Photo: Robin Puanani Danner

The Homestead Community Development Corporation, the nonprofit arm of SCHHA, is employing residents with CARES Act Funding through the end of December. The program, envisioned by homestead associations on Kauaʻi and Hawaiʻi Island, is as simple as they come – in a pandemic, in an economic calamity, employment and flowing wages through households flows capital through communities, through counties, and through local business. And employment, even temporary or short-term over a five-month period (limited by the CARES Act funding requirements), can bring incredible prosperity in difficult times!

Sovereign Council of Hawaiian Homestead Associations

So far, the County of Kauaʻi has invested CARES Act funds into the Homestead Job Corps, resulting in Kauaʻi residents being on payroll for up to 20 weeks, with the potential to earn $12,000 for their families while accomplishing amazing, uplifting homestead projects that are so greatly needed.

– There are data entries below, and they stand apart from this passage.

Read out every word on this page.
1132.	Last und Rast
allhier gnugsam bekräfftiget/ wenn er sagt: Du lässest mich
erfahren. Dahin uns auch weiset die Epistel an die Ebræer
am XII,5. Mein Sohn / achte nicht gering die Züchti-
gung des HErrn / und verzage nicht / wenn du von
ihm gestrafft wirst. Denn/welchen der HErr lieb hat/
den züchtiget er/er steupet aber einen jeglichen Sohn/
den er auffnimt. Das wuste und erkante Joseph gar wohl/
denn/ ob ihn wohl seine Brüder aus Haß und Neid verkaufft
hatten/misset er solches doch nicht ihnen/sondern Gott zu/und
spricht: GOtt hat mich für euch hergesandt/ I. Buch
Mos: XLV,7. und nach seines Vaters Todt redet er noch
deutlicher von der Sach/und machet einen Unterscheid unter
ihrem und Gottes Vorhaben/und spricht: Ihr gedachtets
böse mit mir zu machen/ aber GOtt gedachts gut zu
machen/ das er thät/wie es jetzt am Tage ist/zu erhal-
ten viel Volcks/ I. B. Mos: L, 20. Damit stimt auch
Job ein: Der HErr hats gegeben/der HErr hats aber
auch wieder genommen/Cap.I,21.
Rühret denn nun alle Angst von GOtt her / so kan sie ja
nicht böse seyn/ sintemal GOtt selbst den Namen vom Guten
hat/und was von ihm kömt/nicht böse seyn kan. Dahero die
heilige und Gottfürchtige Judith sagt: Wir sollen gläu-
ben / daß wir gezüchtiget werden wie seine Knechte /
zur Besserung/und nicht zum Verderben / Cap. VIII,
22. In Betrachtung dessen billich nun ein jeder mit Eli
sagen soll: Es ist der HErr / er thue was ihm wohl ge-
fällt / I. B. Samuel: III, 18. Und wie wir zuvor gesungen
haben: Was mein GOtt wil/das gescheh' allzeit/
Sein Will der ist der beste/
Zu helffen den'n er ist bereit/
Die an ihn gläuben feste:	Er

To date, there are 22 participants from across the county on the job – some college students, some high school students – but most are single unmarried kāne. Eighteen kūpuna’s yards on the homesteads have been cleaned, bringing so much relief and joy to these households. There’s nothing quite like the smile of an elder.

Ditch systems have been cleared, a backyard raised-garden prototype built, socially distanced decking installed for a skate ramp for homestead keiki, COVID-19 improvements to homestead-based business facilities made to help them reopen when the time comes, a beach-front walkway built and so much more. And then there is the team of Homestead Job Corps participants using their skills to establish standard operating procedures to convert the HCDC nonprofit to a paperless operation, establishing telecommute policies, thinking through home office operations and logistics for its offices on Maui, on Kauaʻi, on Oʻahu and in Washington D.C.; installing technology to create efficiencies in the organization including a cloud-based server to enable it to serve its mission of affordable housing and job creation on the homesteads in a changed world due to the pandemic.

The Homestead Job Corps project validates the ingenuity of homestead association leaders as the best source of solutions to any challenge our communities may face – they are the most committed and the most knowledgeable in implementing them, especially on the homesteads – serving everyone. Of the participants, 73% are life-long residents of Kauaʻi and their average age is 31; 68% are male, 77% are single, 27% are either in college or have some college, and 9% have college or vocational degrees.

Mahalo to the County of Kauaʻi and Mayor Kawakami, and a special mahalo to the young men and women who are serving the community while earning wages for their respective families.